On an even broader scale, the monthly log chart below shows the market on the cusp of confirming a bullish divergence on as big a scale as it gets.  A break of Apr’18’s 1.3510 major corrective high will, in fact, break at least the downtrend from Apr’18’s 1.4413 high and may have even completed a massive 13-YEAR falling-wedge from Nov’07’s 2.1138 high.  This would/could be an extraordinarily bullish setup that we’d would/should produce steep, sustained gains above 1.3510 in a new secular bull market.  Traders need to keep this requirement/expectation of such a bullish count when we start addressing the risk “up here” of a bullish policy.

The daily chart of the contract above shows the market’s grinding, apprehensive approach to the pivotal 1.3500-area.  IF IF IF this market’s on the verge of a new secular bull, it would/should be expected to BEHAVE LIKE ONE with increasingly obvious, sustained, steep gains somewhere along the line.  Minimally, we would NOT expect it to fail below recent corrective lows like 12-Nov’s 1.3108 larger-degree corrective low and perhaps not even below yesterday’s 1.3446 smaller-degree corrective low.  These two levels represent our new long- and short-term risk parameters from which a bullish policy and exposure can be objectively based and managed.
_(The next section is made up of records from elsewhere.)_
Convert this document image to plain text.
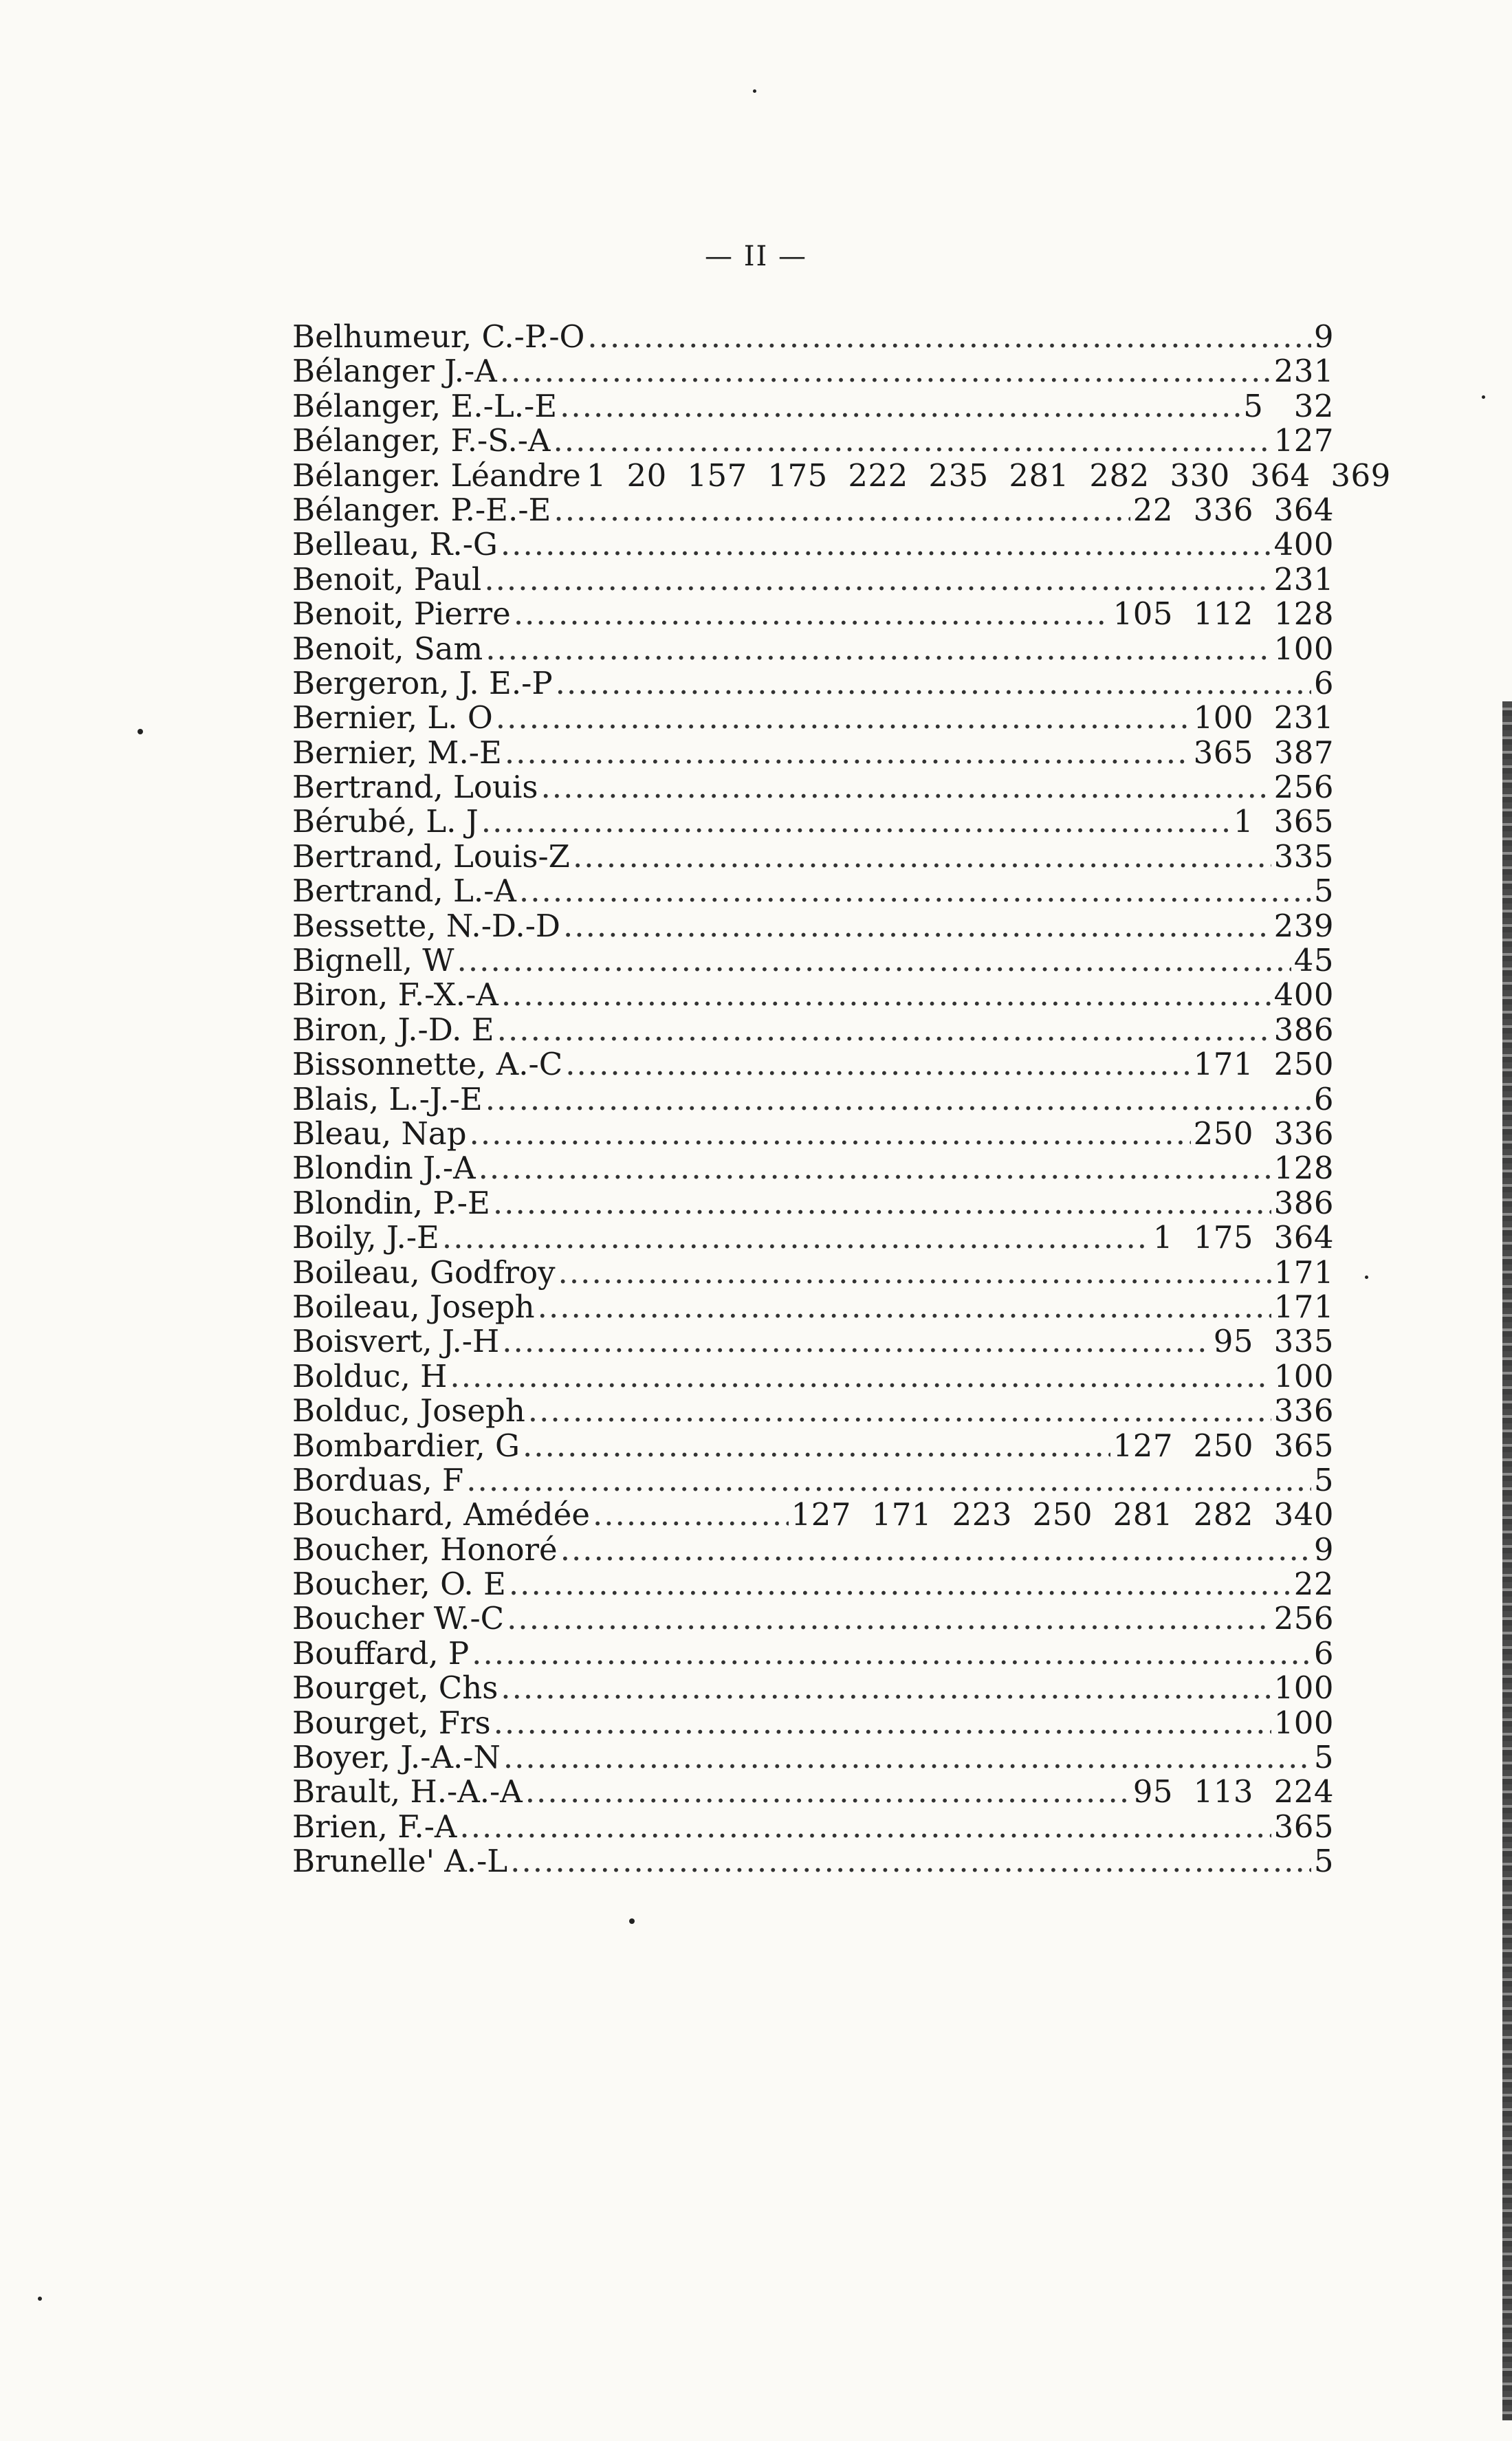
— II —
Belhumeur, C.-P.-O .....	9
Bélanger J.-A .....	231
Bélanger, E.-L.-E .....	5   32
Bélanger, F.-S.-A .....	127
Bélanger. Léandre 1  20  157  175  222  235  281  282  330  364  369
Bélanger. P.-E.-E .....	22  336  364
Belleau, R.-G .....	400
Benoit, Paul .....	231
Benoit, Pierre .....	105  112  128
Benoit, Sam .....	100
Bergeron, J. E.-P .....	6
Bernier, L. O .....	100  231
Bernier, M.-E .....	365  387
Bertrand, Louis .....	256
Bérubé, L. J .....	1  365
Bertrand, Louis-Z .....	335
Bertrand, L.-A .....	5
Bessette, N.-D.-D .....	239
Bignell, W .....	45
Biron, F.-X.-A .....	400
Biron, J.-D. E .....	386
Bissonnette, A.-C .....	171  250
Blais, L.-J.-E .....	6
Bleau, Nap .....	250  336
Blondin J.-A .....	128
Blondin, P.-E .....	386
Boily, J.-E .....	1  175  364
Boileau, Godfroy .....	171
Boileau, Joseph .....	171
Boisvert, J.-H .....	95  335
Bolduc, H .....	100
Bolduc, Joseph .....	336
Bombardier, G .....	127  250  365
Borduas, F .....	5
Bouchard, Amédée .....	127  171  223  250  281  282  340
Boucher, Honoré .....	9
Boucher, O. E .....	22
Boucher W.-C .....	256
Bouffard, P .....	6
Bourget, Chs .....	100
Bourget, Frs .....	100
Boyer, J.-A.-N .....	5
Brault, H.-A.-A .....	95  113  224
Brien, F.-A .....	365
Brunelle' A.-L .....	5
The daily close-only chart of the underlying cash market shows this week’s break above 31-Aug’s 1.3371 high.  This is a new 2-1/2-YEAR high.  Per any broader bullish count, this market is expected to not only NOT fail below recent corrective lows like 1.3120 and even 1.3315, but to start moving higher in an increasingly obvious, trendy, impulsive manner.  Its failure to do so will defer or threaten a broader bullish count and expose another intra-two-year-range corrective relapse that could be extensive.

Finally, on a short-term basis, the 240-min chart below shows this morning break above Tue’s 1.3446 high that reaffirms the uptrend and leaves yesterday’s 1.3287 low in its wake as the latest smaller-degree corrective low it now is require to sustain gains above to maintain a more immediate bullish count.  Its failure to do so will confirm a bearish divergence in short-term momentum and expose at least an interim correction of the past month’s rally from 02-Nov’s 1.2855 low.

These issues considered, traders are advised to move to a cautious bullish policy and exposure from at-the-market (1.3450 OB) with a failure below 1.3287 required to negate this specific count and warrant its cover.  In lieu of at least such sub-1.3287 weakness, further and possibly extraordinary gains should not surprise.